We compiled the if statement into three important instructions: mov, cmp, and jg. Mov will load some memory into registers, cmp will compare the two registers and set another register based on the result, and jg will perform a conditional jump based on the value of the other register. The code you jump to will be the code in the if block or else block. I take out the if statement and put the compiled assembly into Redis. Then I test the effect of each instruction by commenting on different lines. I tested the mov instruction to see if there was a performance problem with loading memory or cpu cache, but found no difference. I tested the cmp instructions and found no difference. When I run the test with the included jg directive, the latency rises back to the unmodified level. After finding this, I tested whether it was just a jump or a specific jg instruction. I added the unconditional jump instruction jmp, jumped and then jumped back to the code to run without performance loss.

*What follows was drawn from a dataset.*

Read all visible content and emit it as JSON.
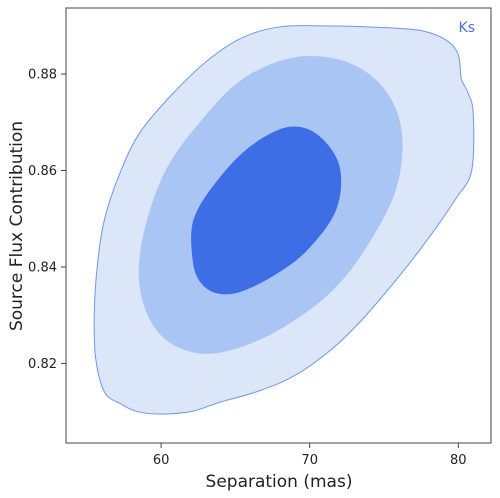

We spent some time looking at different performance metrics and tried some custom metrics listed in the cpu manual. We don't have any conclusions about why an instruction can cause such a performance problem. When performing jumps, we have some ideas related to instruction cache buffers and cpu behavior, but there is not enough time, and we will return to this point in the future if possible.

Resolution

Now that we have a good understanding of the cause of the problem, we need to choose a solution to the problem. Our decision is to make simple changes so that we can configure a stable sample size in the startup options. In this way, we can find a good balance between latency and memory usage. Even if the deletion of the if statement causes such a big improvement, it will be difficult for us to make a change if we can't explain why.

On how to solve the expiration of key in Redis to share here, I hope the above content can be of some help to you, can learn more knowledge. If you think the article is good, you can share it for more people to see.

Welcome to subscribe "Shulou Technology Information " to get latest news, interesting things and hot topics in the IT industry, and controls the hottest and latest Internet news, technology news and IT industry trends.

*The comments in the above article only represent the author's personal views and do not represent the views and positions of this website. If you have more insights, please feel free to contribute and share.